The tool, which was built into Cleveland Clinic’s electronic medical record and went live in early April 2019, has led to a decrease in empiric antibiotic use and blood work evaluations in more than 500 infants at Fairview Hospital and Hillcrest Hospital. Here is some other supporting data from June through October 2018:

  • During the first five months, 228 out of 262 babies whose information was entered in the tool did not receive blood work, an 87% decrease.
  • Empiric antibiotic use decreased by 96.7%.
  • The antibiotic utilization rate decreased from a baseline of 60/1,000 days in the fourth quarter of 2017 to 6/1,000 days in the first two months of using the tool.
  • There were no NICU transfers due to sepsis in a well-appearing infant, and no infants were evaluated in the emergency department or readmitted for sepsis evaluation within three weeks of discharge.

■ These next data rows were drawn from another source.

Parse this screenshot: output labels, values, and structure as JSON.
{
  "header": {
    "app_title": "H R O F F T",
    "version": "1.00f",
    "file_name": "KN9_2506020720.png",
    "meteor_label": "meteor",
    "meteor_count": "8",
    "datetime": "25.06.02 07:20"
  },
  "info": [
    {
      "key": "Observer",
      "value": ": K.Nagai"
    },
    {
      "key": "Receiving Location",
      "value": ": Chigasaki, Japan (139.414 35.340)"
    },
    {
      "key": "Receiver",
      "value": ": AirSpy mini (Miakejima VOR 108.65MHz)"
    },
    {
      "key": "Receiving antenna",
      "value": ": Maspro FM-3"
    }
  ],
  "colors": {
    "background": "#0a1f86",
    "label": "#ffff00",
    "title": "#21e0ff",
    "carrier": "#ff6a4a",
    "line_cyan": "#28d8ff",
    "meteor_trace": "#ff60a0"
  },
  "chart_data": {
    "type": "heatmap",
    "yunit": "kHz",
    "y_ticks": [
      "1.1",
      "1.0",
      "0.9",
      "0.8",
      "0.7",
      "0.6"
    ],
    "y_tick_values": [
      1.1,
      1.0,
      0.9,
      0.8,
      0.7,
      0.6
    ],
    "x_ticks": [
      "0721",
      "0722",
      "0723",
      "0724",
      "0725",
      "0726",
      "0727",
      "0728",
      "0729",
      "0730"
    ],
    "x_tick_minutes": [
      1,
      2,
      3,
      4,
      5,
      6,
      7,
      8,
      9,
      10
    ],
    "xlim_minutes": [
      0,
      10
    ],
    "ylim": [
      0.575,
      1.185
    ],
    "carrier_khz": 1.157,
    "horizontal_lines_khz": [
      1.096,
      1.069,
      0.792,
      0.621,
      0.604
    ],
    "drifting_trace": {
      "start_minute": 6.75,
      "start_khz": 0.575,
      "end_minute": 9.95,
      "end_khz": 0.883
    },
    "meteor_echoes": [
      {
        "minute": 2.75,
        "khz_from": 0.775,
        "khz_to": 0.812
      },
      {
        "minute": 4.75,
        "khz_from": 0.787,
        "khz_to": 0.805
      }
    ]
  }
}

But numbers don’t tell the whole story. The new protocol has supported Cleveland Clinic’s broader goal of providing a family-focused environment. “If you have a venipuncture, it is done in the nursery,” says Julie Gamary, BSN, RNC-MNN, assistant nurse manager of the mother baby unit at Fairview Hospital. “So when we do a blood culture, we’re separating families and it’s more traumatic on the babies.”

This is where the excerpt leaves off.